Se avete in programma un pernottamento durante i mesi più freddi o all'inizio dell'estate, la scelta del sacco a pelo è fondamentale. Il raffreddamento dovuto al terreno è un fattore sottovalutato che può compromettere il vostro recupero. Per approfondire come scegliere l'isolamento giusto e cosa significano i diversi tipi di piuma per il vostro sonno notturno, vi consigliamo la nostra guida completa sulla piuma .

Informazioni pratiche per il tuo viaggio

  • Come arrivare: I punti di partenza più comuni sono Jäckvik sulla strada 95 (Silvervägen) o il pittoresco villaggio di Adolfström sul lago Iraft.
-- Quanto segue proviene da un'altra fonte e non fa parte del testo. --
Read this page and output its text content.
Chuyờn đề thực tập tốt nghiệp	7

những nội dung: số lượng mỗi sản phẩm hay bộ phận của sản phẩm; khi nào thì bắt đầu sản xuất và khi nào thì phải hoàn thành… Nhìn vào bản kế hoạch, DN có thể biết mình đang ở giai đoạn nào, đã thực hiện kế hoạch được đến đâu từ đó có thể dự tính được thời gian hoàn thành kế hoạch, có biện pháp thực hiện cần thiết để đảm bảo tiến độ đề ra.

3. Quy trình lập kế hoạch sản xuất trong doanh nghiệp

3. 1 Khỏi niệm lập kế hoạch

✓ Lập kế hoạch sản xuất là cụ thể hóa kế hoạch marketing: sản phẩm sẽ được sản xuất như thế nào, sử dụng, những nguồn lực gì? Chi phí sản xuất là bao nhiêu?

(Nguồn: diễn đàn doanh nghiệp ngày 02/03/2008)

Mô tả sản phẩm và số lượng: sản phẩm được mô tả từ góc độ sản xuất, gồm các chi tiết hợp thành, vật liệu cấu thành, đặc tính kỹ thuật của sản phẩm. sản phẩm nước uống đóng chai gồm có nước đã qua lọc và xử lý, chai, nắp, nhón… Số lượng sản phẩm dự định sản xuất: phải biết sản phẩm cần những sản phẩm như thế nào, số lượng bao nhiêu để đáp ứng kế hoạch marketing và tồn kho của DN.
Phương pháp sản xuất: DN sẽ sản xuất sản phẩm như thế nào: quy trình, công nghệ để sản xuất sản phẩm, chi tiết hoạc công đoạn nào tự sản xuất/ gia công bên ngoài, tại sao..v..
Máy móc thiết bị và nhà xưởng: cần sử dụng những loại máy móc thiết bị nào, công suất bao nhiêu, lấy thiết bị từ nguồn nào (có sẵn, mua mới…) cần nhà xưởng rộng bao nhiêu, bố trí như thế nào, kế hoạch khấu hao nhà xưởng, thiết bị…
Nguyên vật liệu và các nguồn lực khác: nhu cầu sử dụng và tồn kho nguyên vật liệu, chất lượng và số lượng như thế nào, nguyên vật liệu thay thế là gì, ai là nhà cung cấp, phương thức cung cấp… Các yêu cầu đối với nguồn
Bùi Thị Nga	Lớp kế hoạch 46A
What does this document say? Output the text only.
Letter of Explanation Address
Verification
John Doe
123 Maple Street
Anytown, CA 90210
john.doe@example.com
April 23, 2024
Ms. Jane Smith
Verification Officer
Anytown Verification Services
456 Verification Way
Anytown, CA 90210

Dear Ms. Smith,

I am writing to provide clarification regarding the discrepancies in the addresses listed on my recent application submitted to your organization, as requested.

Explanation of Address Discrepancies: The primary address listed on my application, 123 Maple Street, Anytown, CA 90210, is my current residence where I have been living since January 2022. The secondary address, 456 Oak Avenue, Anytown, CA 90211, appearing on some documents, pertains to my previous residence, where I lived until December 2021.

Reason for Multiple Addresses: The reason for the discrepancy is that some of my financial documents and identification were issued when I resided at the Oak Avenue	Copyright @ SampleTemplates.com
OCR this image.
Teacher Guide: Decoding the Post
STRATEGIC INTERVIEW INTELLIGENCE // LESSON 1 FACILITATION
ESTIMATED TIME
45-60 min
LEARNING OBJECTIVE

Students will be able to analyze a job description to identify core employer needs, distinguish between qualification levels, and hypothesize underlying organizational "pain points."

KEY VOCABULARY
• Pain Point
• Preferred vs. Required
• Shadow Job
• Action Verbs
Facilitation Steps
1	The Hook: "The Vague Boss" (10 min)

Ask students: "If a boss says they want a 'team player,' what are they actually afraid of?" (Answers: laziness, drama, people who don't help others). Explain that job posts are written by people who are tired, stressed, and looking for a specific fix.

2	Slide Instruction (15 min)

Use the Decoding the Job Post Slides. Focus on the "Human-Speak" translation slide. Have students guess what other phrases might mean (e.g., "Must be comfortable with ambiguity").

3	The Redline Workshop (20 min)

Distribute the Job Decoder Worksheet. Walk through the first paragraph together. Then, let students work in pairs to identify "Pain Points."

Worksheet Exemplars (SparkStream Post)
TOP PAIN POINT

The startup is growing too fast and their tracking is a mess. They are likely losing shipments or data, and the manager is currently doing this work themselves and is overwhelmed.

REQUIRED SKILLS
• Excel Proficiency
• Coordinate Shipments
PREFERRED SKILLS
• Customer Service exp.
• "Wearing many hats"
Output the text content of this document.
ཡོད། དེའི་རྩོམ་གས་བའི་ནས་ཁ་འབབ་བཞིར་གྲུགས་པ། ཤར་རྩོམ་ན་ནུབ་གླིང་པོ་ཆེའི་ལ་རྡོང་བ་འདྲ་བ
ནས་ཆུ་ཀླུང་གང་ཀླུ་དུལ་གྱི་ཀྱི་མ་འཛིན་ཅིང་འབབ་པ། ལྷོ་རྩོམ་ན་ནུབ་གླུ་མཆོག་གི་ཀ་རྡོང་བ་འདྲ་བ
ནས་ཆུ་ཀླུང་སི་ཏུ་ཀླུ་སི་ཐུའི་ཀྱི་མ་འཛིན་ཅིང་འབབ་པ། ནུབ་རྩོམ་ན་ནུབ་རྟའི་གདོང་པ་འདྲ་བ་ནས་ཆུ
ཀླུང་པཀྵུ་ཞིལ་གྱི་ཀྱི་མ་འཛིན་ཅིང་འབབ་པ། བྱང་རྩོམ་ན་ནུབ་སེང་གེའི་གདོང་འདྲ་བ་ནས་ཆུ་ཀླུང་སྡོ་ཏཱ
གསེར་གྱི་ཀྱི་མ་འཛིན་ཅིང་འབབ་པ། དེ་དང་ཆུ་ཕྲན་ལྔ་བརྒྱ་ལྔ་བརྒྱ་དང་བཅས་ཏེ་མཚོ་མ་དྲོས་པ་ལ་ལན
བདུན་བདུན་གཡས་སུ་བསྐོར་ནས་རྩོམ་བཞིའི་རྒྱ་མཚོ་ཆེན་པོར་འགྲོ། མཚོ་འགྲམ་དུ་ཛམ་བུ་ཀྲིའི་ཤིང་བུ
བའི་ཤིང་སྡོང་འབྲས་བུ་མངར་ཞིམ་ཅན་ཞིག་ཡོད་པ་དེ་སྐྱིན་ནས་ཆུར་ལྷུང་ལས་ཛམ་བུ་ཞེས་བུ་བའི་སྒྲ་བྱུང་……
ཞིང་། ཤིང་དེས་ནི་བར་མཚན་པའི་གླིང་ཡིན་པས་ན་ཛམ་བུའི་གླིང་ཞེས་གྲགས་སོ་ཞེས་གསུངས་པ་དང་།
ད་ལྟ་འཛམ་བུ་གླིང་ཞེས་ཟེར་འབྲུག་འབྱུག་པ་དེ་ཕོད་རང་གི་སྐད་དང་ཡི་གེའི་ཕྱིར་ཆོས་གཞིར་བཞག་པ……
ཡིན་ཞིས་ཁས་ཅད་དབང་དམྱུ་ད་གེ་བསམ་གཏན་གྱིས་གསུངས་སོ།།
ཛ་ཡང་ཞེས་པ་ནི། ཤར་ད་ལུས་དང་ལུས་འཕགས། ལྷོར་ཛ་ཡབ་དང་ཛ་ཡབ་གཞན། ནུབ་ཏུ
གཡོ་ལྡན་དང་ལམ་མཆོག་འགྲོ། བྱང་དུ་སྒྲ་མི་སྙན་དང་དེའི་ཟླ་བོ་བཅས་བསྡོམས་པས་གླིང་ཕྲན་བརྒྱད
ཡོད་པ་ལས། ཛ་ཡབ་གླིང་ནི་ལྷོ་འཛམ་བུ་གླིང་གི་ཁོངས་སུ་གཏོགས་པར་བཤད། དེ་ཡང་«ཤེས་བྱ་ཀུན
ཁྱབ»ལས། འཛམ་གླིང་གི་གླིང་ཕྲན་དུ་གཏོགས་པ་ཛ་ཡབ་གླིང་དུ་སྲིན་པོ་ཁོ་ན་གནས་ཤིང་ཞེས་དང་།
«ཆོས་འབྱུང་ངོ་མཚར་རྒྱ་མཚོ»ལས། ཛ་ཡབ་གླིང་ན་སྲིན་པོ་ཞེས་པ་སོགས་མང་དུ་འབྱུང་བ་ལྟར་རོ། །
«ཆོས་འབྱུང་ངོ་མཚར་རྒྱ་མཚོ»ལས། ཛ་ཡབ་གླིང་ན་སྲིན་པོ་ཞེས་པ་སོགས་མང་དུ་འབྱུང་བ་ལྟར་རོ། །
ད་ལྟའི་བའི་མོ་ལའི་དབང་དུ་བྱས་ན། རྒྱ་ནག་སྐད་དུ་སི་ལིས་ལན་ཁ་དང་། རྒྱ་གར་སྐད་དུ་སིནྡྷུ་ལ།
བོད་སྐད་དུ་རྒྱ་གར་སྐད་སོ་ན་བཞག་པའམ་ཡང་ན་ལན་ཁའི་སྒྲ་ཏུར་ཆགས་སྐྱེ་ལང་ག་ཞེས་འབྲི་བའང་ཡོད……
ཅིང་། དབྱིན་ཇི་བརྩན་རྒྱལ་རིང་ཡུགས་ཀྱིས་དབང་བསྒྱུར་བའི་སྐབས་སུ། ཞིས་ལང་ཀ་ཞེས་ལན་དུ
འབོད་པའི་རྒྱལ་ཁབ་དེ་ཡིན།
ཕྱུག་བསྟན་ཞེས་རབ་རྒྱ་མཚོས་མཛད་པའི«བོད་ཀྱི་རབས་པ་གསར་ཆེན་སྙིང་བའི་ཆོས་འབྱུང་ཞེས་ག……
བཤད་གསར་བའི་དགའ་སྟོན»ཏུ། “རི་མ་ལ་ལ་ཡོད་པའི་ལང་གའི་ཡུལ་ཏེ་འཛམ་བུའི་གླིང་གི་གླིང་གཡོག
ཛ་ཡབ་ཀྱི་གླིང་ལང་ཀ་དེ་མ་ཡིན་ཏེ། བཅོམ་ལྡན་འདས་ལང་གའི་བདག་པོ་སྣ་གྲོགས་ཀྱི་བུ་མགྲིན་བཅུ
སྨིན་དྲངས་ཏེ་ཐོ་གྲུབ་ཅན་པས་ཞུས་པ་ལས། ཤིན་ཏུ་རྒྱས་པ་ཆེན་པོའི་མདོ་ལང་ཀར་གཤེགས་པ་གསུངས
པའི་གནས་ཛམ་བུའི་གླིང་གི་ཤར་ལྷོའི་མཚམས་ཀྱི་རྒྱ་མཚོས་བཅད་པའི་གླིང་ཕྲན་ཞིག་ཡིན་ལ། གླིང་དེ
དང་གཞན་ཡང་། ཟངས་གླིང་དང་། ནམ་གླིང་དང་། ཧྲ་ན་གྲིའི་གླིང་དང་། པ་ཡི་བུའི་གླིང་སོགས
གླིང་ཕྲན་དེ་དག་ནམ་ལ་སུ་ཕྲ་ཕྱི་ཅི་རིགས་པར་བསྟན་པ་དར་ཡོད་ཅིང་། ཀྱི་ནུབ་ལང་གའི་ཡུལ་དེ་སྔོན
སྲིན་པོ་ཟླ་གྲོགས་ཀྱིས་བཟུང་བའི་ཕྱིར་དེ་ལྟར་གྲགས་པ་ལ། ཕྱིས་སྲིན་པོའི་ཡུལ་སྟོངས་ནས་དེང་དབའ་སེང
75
Entrambe le località dispongono di ampi parcheggi e servizi locali.
  • Periodo migliore: da luglio a settembre. A luglio la fioritura è al suo apice, mentre settembre offre una vibrante tavolozza di colori quando la foresta di betulle si tinge d'oro e di rosso.
  • Regole: Ricordate che Pieljekaise è un parco nazionale. Ciò significa che non è consentito spezzare rami, raccogliere fiori (ad eccezione di bacche e funghi commestibili) o disturbare la fauna selvatica. I cani devono essere tenuti al guinzaglio lungo il sentiero Kungsleden tutto l'anno.
  • Alloggio: Oltre al rifugio Pieljekaise, ci sono dei bei posti per tende, ma può essere difficile trovarli proprio accanto al sentiero a causa della fitta foresta. Partite con largo anticipo per cercare un posto dove accamparvi prima che cali il buio (o che la stanchezza prenda il sopravvento).

Riflessioni conclusive: l'equilibrio tra leggerezza e sicurezza

Il Pieljekaise ci ricorda che la migliore escursione non consiste sempre nel conquistare le vette più famose. Si tratta piuttosto di trovare un ritmo che permetta di vivere il paesaggio in profondità. Preparando lo zaino in modo intelligente – privilegiando la qualità degli elementi più importanti come tenda, sacco a pelo e scarpe – si creano le condizioni per un'esperienza sicura, in cui l'attrezzatura diventa un supporto anziché un peso.

Che scegliate di percorrere a piedi l'intero tragitto tra Jäckvik e Adolfström o di accontentarvi di una gita di un giorno fino alla vetta, il Pieljekaise vi offrirà uno sguardo unico sulla bellezza più discreta del mondo montano. È un luogo dove il silenzio parla più forte del vento, a patto che siate preparati a ciò che la natura ha da offrire.